Wednesday, January 14, 2015

Lewis on bad readers and bad writing

I picked up Lewis' Experiment in Criticism after reading about it somewhere. It's an interesting little book-- largely, an exercise in trying to describe "bad" readers to determine "bad literature", rather than the more-common and somewhat-more-subjective effort to judge "bad literature" directly. 

"Bad taste is, as it were by definition, a taste for bad books. I want to find out what sort of picture we shall get by reversing the process. Let us make our distinction between readers or types of reading the basis, and our distinction between books the corollary." (1)

In defining bad readers or readers with bad taste, Lewis notes common (but not universal) traits of "bad readers" (2-3). They...
a.) don't read anything twice;
b.) read as a last resort and quickly abandon it when any alternative arises;
c.) show no sign that reading changes their consciousness or thinking in any significant way; and 
d.) have the same approach to other forms of art (4). For a recent film that does not focus on "events", see my review of Boyhood.

The bad reader really likes events: "They never, uncompelled, read anything that is not narrative, I do not mean that they all read fiction. The most un-literary reader of all sticks to 'the news'." (28) Beyond that "they demand swift-moving narrative...As the unmusical listener wants only the Tune, so the un-literary reader wants only the Event...he wants to know what happened next." (30) They enjoy events that are exciting; they want "inquisitiveness aroused, prolonged, exasperated, and finally satisfied"; and they want use literature "to participate in pleasure or happiness" vicariously (36-37). 

All that said, Lewis makes clear that there's nothing wrong with fiction, narrative, or literature that covers exciting events. These readers are "unliterary not because they enjoy stories in these ways but because they enjoy them in no other." (38)

Lewis notes that bad readers are NOT highly correlated with "the rabble"; it's not necessarily a function of education or income class (5). This state can change over time; people can move between bad and good readers (6). Lewis is also not talking about "solemn" readers-- those who read, but not in a way that changes them (12). Fundamentalists of various stripes would fit here-- they are quite "solemn", but not "serious".

Bad reading can stem from treating the work as raw material for other purposes (7). "The first demand any work of any art makes upon us is surrender...the many use art and the few receive it...I do not mean by this that the right spectator is passive. His also is an imaginary activity; but an obedient one." (19; italics in original)

Worse still are some "literary critics"-- "who attends to [words] far too much and in the wrong way....treat language as something that 'is' but does not 'mean'; criticize the lens after looking at it instead of through it...If the mass of people are un-literary, he is anti-literary." (35-36; italics in original)
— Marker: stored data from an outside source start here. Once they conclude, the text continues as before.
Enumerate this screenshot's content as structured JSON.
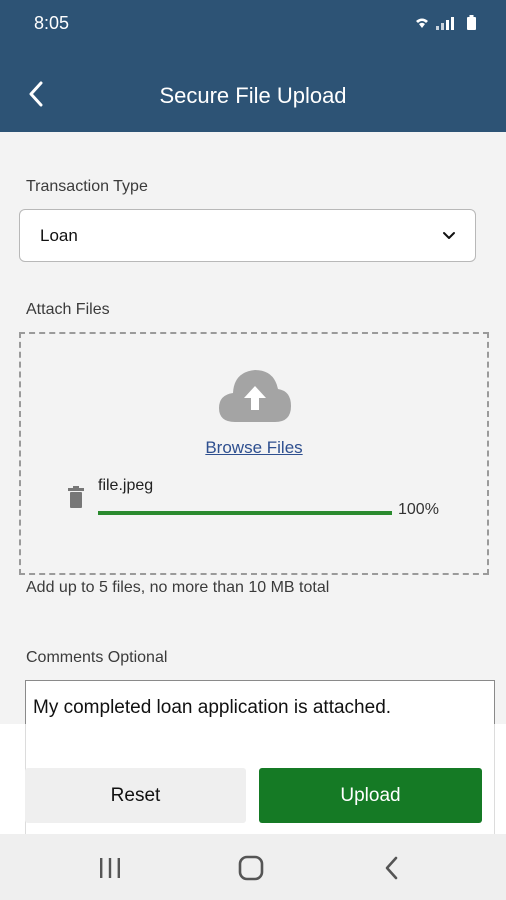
{
  "status_bar": {
    "time": "8:05"
  },
  "header": {
    "title": "Secure File Upload"
  },
  "form": {
    "transaction_type_label": "Transaction Type",
    "transaction_type_value": "Loan",
    "attach_label": "Attach Files",
    "browse_label": "Browse Files",
    "file": {
      "name": "file.jpeg",
      "progress_percent": 100,
      "progress_text": "100%"
    },
    "limit_hint": "Add up to 5 files, no more than 10 MB total",
    "comments_label": "Comments Optional",
    "comments_value": "My completed loan application is attached."
  },
  "actions": {
    "reset_label": "Reset",
    "upload_label": "Upload"
  },
  "colors": {
    "header": "#2d5375",
    "upload_button": "#157a25",
    "progress": "#2a8a2e",
    "link": "#2e4f8f"
  },
  "icons": [
    "back-arrow-icon",
    "chevron-down-icon",
    "cloud-upload-icon",
    "trash-icon",
    "nav-recents-icon",
    "nav-home-icon",
    "nav-back-icon",
    "wifi-icon",
    "signal-icon",
    "battery-icon"
  ]
}
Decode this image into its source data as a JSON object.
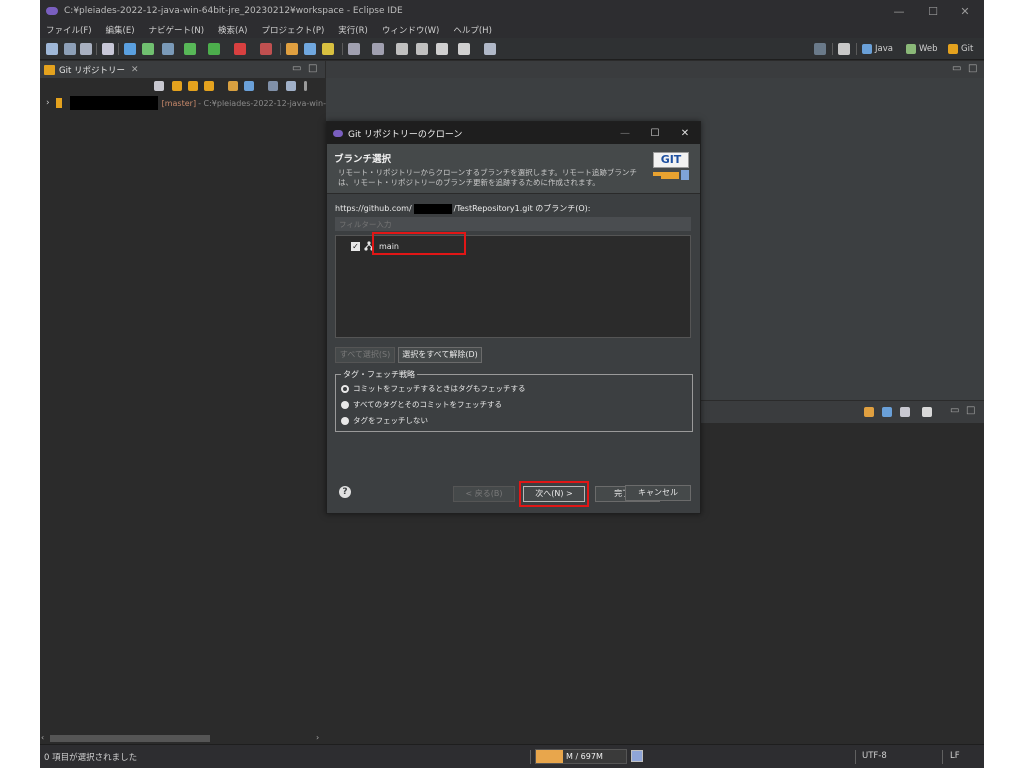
{
  "window": {
    "title": "C:¥pleiades-2022-12-java-win-64bit-jre_20230212¥workspace - Eclipse IDE",
    "minimize": "—",
    "maximize": "☐",
    "close": "✕"
  },
  "menu": [
    "ファイル(F)",
    "編集(E)",
    "ナビゲート(N)",
    "検索(A)",
    "プロジェクト(P)",
    "実行(R)",
    "ウィンドウ(W)",
    "ヘルプ(H)"
  ],
  "perspectives": {
    "java": "Java",
    "web": "Web",
    "git": "Git"
  },
  "left_view": {
    "tab_label": "Git リポジトリー",
    "tab_close": "✕",
    "repo": {
      "branch": "[master]",
      "path": "- C:¥pleiades-2022-12-java-win-64bit-"
    }
  },
  "status": {
    "selection": "0 項目が選択されました",
    "heap": "M / 697M",
    "heap_fraction": 0.3,
    "encoding": "UTF-8",
    "line_ending": "LF"
  },
  "dialog": {
    "title": "Git リポジトリーのクローン",
    "header_title": "ブランチ選択",
    "header_desc": "リモート・リポジトリーからクローンするブランチを選択します。リモート追跡ブランチは、リモート・リポジトリーのブランチ更新を追跡するために作成されます。",
    "branches_prefix": "https://github.com/",
    "branches_suffix": "/TestRepository1.git のブランチ(O):",
    "filter_placeholder": "フィルター入力",
    "branches": [
      {
        "name": "main",
        "checked": true
      }
    ],
    "select_all": "すべて選択(S)",
    "deselect_all": "選択をすべて解除(D)",
    "tag_group_label": "タグ・フェッチ戦略",
    "tag_options": [
      "コミットをフェッチするときはタグもフェッチする",
      "すべてのタグとそのコミットをフェッチする",
      "タグをフェッチしない"
    ],
    "help": "?",
    "back": "< 戻る(B)",
    "next": "次へ(N) >",
    "finish": "完了(F)",
    "cancel": "キャンセル"
  },
  "colors": {
    "highlight": "#e11616",
    "heap_fill": "#e8a64c",
    "git_orange": "#e4a21e"
  }
}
These are dangers in my line of work (and vocation), where much reading is for professional (or other derivative) reasons. For example, in preparing a book on ministry and discipleship, my recent survey of the literature could easily have devolved into the sort of reading that Lewis is critiquing. Along these lines, I always try to read a range of books-- from what I must read (in various arenas) to what I would like to read (ranging from light to profound/moving).

Finally, I like what Lewis says about escapism (68-71): "There is a clear sense in which all reading whatever is an escape. It involves a temporary transference of the mind from our actual surroundings to things merely imagined or conceived...The important question is what we escape to...Escape then is common to many good and bad kinds of reading. By adding -ism to it, we suggest, I suppose, a confirmed habit of escaping too often, or for too long, or into the wrong things, or using escape as a substitute for action where action is appropriate."